Use Your Community Resources [Principle 10]
Community resources can be a double-edged sword; on the one hand, systems that have faced public scrutiny can benefit from the collective effort to break them. But nefarious individuals aren’t interested in publicizing the flaws they identify in open systems, and even large communities of developers have trouble resolving all of the flaws in such systems. Relying on publicly available information can expose your own system to risks, particularly if an attacker is able to identify similarities between your system and public ones.
Transfer learning is a particularly relevant issue to ML systems. While transfer learning has demonstrated success in applying the learned knowledge of an ML system to other problems, knowledge of the base model can sometimes be used to attack the student [wang18]. In a more general sense, the use of publicly available models and hyperparameters could expose ML systems to particular attacks. How do engineers know that a model they use wasn’t deliberately made public for this very purpose?

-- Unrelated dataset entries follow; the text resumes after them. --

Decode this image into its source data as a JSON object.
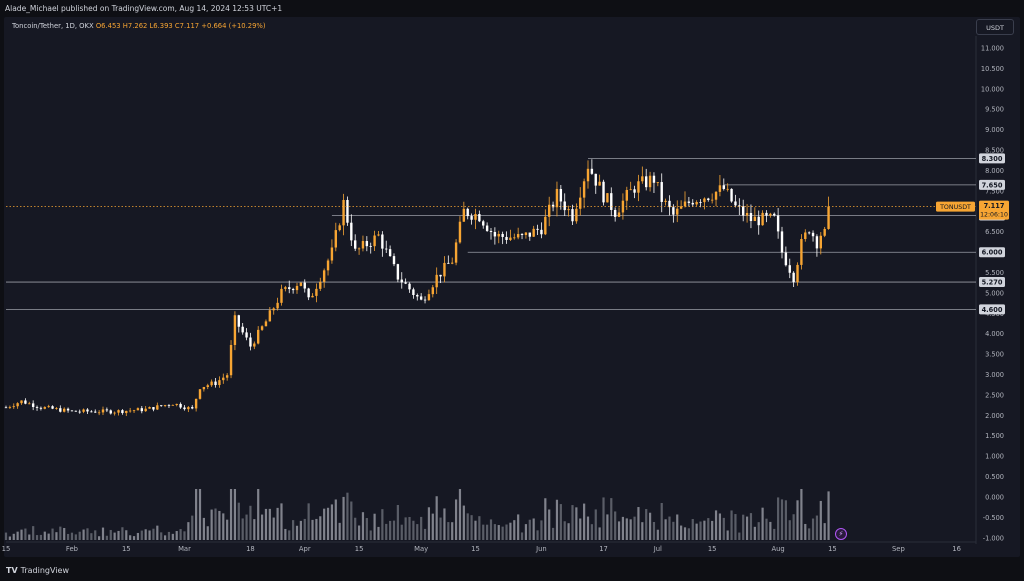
{
  "header": {
    "publisher": "Alade_Michael published on TradingView.com, Aug 14, 2024 12:53 UTC+1"
  },
  "legend": {
    "symbol": "Toncoin/Tether, 1D, OKX",
    "ohlc": "O6.453 H7.262 L6.393 C7.117 +0.664 (+10.29%)"
  },
  "currency": "USDT",
  "footer": {
    "brand": "TradingView",
    "logo_mark": "TV"
  },
  "colors": {
    "background": "#161823",
    "candle_up": "#f7a533",
    "candle_down": "#ffffff",
    "level_line": "#b2b5be",
    "price_line": "#f7a533",
    "volume": "#8a8d96"
  },
  "chart_data": {
    "type": "candlestick",
    "symbol": "TONUSDT",
    "y_axis": {
      "ylim": [
        -1.05,
        11.2
      ],
      "ticks": [
        "11.000",
        "10.500",
        "10.000",
        "9.500",
        "9.000",
        "8.500",
        "8.000",
        "7.500",
        "7.000",
        "6.500",
        "6.000",
        "5.500",
        "5.000",
        "4.500",
        "4.000",
        "3.500",
        "3.000",
        "2.500",
        "2.000",
        "1.500",
        "1.000",
        "0.500",
        "0.000",
        "-0.500",
        "-1.000"
      ]
    },
    "x_axis": {
      "start": "2024-01-15",
      "end": "2024-09-21",
      "ticks": [
        {
          "date": "2024-01-15",
          "label": "15"
        },
        {
          "date": "2024-02-01",
          "label": "Feb"
        },
        {
          "date": "2024-02-15",
          "label": "15"
        },
        {
          "date": "2024-03-01",
          "label": "Mar"
        },
        {
          "date": "2024-03-18",
          "label": "18"
        },
        {
          "date": "2024-04-01",
          "label": "Apr"
        },
        {
          "date": "2024-04-15",
          "label": "15"
        },
        {
          "date": "2024-05-01",
          "label": "May"
        },
        {
          "date": "2024-05-15",
          "label": "15"
        },
        {
          "date": "2024-06-01",
          "label": "Jun"
        },
        {
          "date": "2024-06-17",
          "label": "17"
        },
        {
          "date": "2024-07-01",
          "label": "Jul"
        },
        {
          "date": "2024-07-15",
          "label": "15"
        },
        {
          "date": "2024-08-01",
          "label": "Aug"
        },
        {
          "date": "2024-08-15",
          "label": "15"
        },
        {
          "date": "2024-09-01",
          "label": "Sep"
        },
        {
          "date": "2024-09-16",
          "label": "16"
        }
      ]
    },
    "key_levels": [
      {
        "value": 8.3,
        "label": "8.300",
        "from": "2024-06-13"
      },
      {
        "value": 7.65,
        "label": "7.650",
        "from": "2024-07-18"
      },
      {
        "value": 6.9,
        "label": "6.900",
        "from": "2024-04-08"
      },
      {
        "value": 6.0,
        "label": "6.000",
        "from": "2024-05-13"
      },
      {
        "value": 5.27,
        "label": "5.270",
        "from": "2024-01-15"
      },
      {
        "value": 4.6,
        "label": "4.600",
        "from": "2024-01-15"
      }
    ],
    "last_price": {
      "value": 7.117,
      "label": "7.117",
      "symbol": "TONUSDT",
      "countdown": "12:06:10"
    },
    "volume_ma_label": "volume",
    "anchors": [
      [
        "2024-01-15",
        2.2
      ],
      [
        "2024-01-19",
        2.35
      ],
      [
        "2024-01-24",
        2.2
      ],
      [
        "2024-02-01",
        2.1
      ],
      [
        "2024-02-12",
        2.1
      ],
      [
        "2024-02-20",
        2.15
      ],
      [
        "2024-02-27",
        2.3
      ],
      [
        "2024-03-03",
        2.15
      ],
      [
        "2024-03-05",
        2.7
      ],
      [
        "2024-03-09",
        2.8
      ],
      [
        "2024-03-12",
        3.0
      ],
      [
        "2024-03-14",
        4.35
      ],
      [
        "2024-03-18",
        3.7
      ],
      [
        "2024-03-22",
        4.3
      ],
      [
        "2024-03-26",
        5.0
      ],
      [
        "2024-03-31",
        5.3
      ],
      [
        "2024-04-02",
        4.8
      ],
      [
        "2024-04-08",
        6.0
      ],
      [
        "2024-04-11",
        7.2
      ],
      [
        "2024-04-14",
        6.0
      ],
      [
        "2024-04-20",
        6.4
      ],
      [
        "2024-04-25",
        5.4
      ],
      [
        "2024-05-01",
        4.8
      ],
      [
        "2024-05-05",
        5.4
      ],
      [
        "2024-05-09",
        5.8
      ],
      [
        "2024-05-12",
        7.0
      ],
      [
        "2024-05-16",
        6.9
      ],
      [
        "2024-05-20",
        6.4
      ],
      [
        "2024-05-27",
        6.35
      ],
      [
        "2024-06-01",
        6.6
      ],
      [
        "2024-06-05",
        7.4
      ],
      [
        "2024-06-09",
        6.9
      ],
      [
        "2024-06-13",
        8.15
      ],
      [
        "2024-06-17",
        7.4
      ],
      [
        "2024-06-20",
        7.0
      ],
      [
        "2024-06-25",
        7.6
      ],
      [
        "2024-06-30",
        7.8
      ],
      [
        "2024-07-02",
        7.3
      ],
      [
        "2024-07-05",
        6.9
      ],
      [
        "2024-07-10",
        7.3
      ],
      [
        "2024-07-14",
        7.4
      ],
      [
        "2024-07-18",
        7.55
      ],
      [
        "2024-07-21",
        7.1
      ],
      [
        "2024-07-25",
        6.8
      ],
      [
        "2024-07-31",
        6.8
      ],
      [
        "2024-08-02",
        6.0
      ],
      [
        "2024-08-05",
        5.4
      ],
      [
        "2024-08-07",
        6.2
      ],
      [
        "2024-08-09",
        6.6
      ],
      [
        "2024-08-11",
        6.25
      ],
      [
        "2024-08-12",
        6.45
      ],
      [
        "2024-08-13",
        6.45
      ],
      [
        "2024-08-14",
        7.12
      ]
    ]
  }
}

Public datasets used to train ML algorithms are another important concern. Engineers need to take care to validate the authenticity and quality of any public datasets they use, especially when that data could have been manipulated by unknown parties. At the core of these concerns is the matter of trust; if the community can be trusted to effectively promote the security of their tools, models, and data, then community resources can be hesitantly used. Otherwise, it would be better to avoid exposing systems to unnecessary risk. After all, security problems in widely-used open-source projects have been known to persist for years, and in some cases decades, before the community finally took notice.